By July 2001 the base had an additional lease for approximately 15 acres used for the development of their master plan and will allow for construction of facilities to support new C-130J transport aircraft. There are a total of 12 facilities on base: 4 industrial, 6 administrative and 2 services with no family housing. Current base population is approximately 360 personnel during non-drill duty days and increases to approximately 599 personnel on a drill duty weekend, otherwise known as a Unit Training Assembly (UTA), that occurs once per month.

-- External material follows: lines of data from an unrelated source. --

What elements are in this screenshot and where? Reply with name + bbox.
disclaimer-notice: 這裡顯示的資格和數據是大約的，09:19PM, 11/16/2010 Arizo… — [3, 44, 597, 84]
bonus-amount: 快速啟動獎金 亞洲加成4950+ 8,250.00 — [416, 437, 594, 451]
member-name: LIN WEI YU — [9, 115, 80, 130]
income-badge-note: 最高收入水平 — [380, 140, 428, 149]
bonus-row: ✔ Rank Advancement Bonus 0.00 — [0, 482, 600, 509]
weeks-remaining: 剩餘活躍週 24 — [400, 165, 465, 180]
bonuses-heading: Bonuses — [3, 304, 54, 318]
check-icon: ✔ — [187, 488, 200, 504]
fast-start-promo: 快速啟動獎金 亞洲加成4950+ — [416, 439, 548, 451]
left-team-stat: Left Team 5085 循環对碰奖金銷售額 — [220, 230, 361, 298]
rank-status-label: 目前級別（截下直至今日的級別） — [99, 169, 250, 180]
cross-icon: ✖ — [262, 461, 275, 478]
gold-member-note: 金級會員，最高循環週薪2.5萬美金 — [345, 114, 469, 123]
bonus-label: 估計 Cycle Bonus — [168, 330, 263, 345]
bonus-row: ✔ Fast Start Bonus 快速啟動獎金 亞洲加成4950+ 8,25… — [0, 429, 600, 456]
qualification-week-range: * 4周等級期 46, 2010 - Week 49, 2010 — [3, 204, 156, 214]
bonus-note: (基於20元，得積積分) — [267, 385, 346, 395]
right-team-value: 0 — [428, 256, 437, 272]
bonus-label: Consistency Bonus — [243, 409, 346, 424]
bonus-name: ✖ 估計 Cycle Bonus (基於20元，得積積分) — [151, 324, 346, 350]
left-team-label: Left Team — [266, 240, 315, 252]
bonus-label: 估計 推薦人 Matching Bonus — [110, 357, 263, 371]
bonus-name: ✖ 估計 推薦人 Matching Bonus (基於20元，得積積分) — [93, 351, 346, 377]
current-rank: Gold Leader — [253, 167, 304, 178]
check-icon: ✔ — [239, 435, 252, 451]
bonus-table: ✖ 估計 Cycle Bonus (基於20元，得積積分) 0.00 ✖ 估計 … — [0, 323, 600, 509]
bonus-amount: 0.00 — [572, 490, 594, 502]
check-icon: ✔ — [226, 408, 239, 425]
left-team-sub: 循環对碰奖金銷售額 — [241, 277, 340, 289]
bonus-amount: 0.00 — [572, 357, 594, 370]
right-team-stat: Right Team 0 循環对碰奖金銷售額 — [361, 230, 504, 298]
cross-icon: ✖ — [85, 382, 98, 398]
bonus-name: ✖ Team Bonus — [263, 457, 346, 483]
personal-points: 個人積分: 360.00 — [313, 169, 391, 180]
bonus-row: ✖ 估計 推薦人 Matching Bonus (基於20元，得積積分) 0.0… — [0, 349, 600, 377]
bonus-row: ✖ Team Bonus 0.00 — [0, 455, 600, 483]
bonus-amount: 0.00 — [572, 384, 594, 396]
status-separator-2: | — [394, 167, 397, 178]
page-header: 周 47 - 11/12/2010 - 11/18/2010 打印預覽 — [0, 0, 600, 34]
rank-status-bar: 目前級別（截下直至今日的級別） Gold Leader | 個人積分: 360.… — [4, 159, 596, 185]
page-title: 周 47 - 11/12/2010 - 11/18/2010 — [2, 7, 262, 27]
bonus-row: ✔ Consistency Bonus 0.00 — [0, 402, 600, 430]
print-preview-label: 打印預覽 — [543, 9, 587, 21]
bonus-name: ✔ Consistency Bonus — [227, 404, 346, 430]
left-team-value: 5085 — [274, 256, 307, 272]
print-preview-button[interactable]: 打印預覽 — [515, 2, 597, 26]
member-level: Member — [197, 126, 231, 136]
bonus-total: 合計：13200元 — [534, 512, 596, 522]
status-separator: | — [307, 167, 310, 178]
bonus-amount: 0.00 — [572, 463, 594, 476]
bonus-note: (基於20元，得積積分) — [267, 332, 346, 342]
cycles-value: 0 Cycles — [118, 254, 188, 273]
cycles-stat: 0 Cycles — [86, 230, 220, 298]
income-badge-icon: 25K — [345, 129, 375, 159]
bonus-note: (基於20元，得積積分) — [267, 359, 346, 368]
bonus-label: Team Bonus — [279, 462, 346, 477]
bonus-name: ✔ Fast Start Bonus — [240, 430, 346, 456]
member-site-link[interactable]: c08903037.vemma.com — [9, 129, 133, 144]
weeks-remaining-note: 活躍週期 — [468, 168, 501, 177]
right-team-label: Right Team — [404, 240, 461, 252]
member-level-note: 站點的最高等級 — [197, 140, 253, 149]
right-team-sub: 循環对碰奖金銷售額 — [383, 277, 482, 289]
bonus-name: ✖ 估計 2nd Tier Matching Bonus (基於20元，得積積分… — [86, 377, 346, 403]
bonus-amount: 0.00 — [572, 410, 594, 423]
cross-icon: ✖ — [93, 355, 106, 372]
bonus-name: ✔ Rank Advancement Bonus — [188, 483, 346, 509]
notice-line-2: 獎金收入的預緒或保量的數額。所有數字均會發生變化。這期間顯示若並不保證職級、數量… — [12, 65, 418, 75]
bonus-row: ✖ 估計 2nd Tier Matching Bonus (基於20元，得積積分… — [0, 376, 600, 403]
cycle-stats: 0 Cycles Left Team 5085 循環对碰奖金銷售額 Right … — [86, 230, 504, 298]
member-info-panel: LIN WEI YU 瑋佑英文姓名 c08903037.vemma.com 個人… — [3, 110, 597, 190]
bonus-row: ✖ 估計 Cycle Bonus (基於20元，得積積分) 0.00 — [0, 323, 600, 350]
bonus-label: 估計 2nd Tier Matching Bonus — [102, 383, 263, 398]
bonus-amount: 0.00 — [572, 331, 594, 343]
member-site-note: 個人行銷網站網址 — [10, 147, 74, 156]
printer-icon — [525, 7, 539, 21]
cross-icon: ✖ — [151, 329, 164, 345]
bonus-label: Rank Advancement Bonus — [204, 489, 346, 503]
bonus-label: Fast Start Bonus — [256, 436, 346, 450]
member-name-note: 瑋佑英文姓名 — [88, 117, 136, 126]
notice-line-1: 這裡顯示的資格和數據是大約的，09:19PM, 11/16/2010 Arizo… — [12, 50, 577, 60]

In its 2005 BRAC Recommendations, the DoD would realign Martin State Air National Guard Base (aka Warfield Air National Guard Base), Maryland. The DoD recommended to distribute the eight C-130J aircraft of the 175th Wing (ANG) to the 146th Airlift Wing (ANG), Channel Islands Air National Guard Station, California (four aircraft), and the 143d Airlift Wing (ANG), Quonset State Airport Air National Guard Station, Rhode Island (four aircraft). This recommendation would move C-130Js to Channel Islands ANGS (96), and Quonset State ANGS (125), both of which ranked higher in military value and already operate the J-model C-130, avoiding conversion training costs.